Friday, January 27, 2023

Ups and Downs in Africa

 Africa is less safe, secure and democratic than a decade ago, with insecurity holding back progress in health, education and economic opportunities, according to an assessment of the continent by the Ibrahim index of African governance

However, better infrastructure and phone and internet connectivity had improved economic opportunities across Africa since 2012. Health services for children and pregnant women, as well as disease control, had improved, as had education. Better resources and greater efforts in getting more children enrolled and completing their schooling was evident, although progress was slowed by Covid 

According to the index, security, rule of law and human rights have deteriorated in more than 30 countries. The report warned that democratic freedoms were being curtailed, citing examples of crackdowns and attacks on protesters calling for an end to police brutality in Nigeria and regime change in SudanProtests that have been met with excessive force from the security services have been steadily rising in number since 2016.

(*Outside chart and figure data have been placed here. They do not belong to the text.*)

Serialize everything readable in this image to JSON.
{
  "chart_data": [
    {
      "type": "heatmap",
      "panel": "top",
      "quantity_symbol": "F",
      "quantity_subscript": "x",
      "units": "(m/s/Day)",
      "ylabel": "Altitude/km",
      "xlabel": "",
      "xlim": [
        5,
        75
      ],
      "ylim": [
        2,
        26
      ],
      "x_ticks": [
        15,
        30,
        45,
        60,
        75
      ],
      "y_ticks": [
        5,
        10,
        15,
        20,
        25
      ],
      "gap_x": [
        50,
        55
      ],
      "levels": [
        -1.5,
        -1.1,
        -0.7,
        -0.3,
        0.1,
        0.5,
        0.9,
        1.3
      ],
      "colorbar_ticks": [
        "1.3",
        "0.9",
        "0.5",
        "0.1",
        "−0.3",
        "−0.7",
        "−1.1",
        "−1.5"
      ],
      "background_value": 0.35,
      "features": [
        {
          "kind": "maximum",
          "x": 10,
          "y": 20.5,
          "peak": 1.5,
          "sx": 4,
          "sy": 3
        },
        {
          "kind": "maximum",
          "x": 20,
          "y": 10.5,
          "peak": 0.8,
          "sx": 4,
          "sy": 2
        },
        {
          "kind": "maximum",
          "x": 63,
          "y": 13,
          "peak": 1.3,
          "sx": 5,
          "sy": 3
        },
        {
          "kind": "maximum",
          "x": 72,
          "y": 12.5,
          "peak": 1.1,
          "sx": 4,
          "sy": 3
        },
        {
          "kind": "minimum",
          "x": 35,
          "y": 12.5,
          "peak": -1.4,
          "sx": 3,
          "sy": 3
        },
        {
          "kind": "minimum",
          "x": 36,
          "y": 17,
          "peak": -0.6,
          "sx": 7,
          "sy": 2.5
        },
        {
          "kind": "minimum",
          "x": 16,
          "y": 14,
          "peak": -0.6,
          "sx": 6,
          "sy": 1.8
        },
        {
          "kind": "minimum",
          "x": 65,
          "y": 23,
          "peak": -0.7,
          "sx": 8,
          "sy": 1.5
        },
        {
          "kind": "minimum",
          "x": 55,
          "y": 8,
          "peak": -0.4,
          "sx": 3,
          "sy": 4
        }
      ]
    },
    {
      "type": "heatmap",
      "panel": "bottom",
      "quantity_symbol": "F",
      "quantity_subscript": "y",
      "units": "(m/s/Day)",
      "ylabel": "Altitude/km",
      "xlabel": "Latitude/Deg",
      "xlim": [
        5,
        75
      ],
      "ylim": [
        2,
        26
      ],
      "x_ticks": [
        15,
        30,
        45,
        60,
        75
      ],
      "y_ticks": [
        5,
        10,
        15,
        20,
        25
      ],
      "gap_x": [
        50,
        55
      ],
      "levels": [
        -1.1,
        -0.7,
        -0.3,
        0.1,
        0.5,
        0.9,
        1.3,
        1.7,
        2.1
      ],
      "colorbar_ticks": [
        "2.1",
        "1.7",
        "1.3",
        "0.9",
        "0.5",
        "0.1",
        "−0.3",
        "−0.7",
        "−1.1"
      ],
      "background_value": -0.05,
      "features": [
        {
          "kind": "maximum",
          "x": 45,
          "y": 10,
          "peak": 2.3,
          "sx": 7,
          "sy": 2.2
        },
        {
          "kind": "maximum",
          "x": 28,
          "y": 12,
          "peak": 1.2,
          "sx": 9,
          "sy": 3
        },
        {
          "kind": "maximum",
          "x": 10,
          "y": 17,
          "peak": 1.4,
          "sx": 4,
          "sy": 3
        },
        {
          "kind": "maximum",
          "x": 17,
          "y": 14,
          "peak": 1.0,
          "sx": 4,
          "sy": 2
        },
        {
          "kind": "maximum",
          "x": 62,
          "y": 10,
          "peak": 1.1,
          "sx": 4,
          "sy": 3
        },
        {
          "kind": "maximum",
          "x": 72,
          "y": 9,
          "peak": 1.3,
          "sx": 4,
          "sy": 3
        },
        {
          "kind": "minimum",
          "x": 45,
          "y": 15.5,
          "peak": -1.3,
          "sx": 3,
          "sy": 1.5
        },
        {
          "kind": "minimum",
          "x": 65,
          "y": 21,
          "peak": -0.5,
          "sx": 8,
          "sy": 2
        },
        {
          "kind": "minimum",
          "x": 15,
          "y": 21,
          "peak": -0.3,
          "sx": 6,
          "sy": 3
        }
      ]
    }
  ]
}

Mauritius, Seychelles and Tunisia were found to have the most effective governments, while South Sudan, Guinea-Bissau and Somalia had the worst. Libya, which has seen the biggest deterioration in governance over the past decade due to years of civil war, had some of the worst health, education and social welfare services on the continent

South Sudan suffered from a lack of economic opportunity, while almost three-quarters of its population faced hunger.

In countries where militias have proliferated, they have filled a vacuum of governance, often left by elites in capital cities who are not accountable to the rural populations.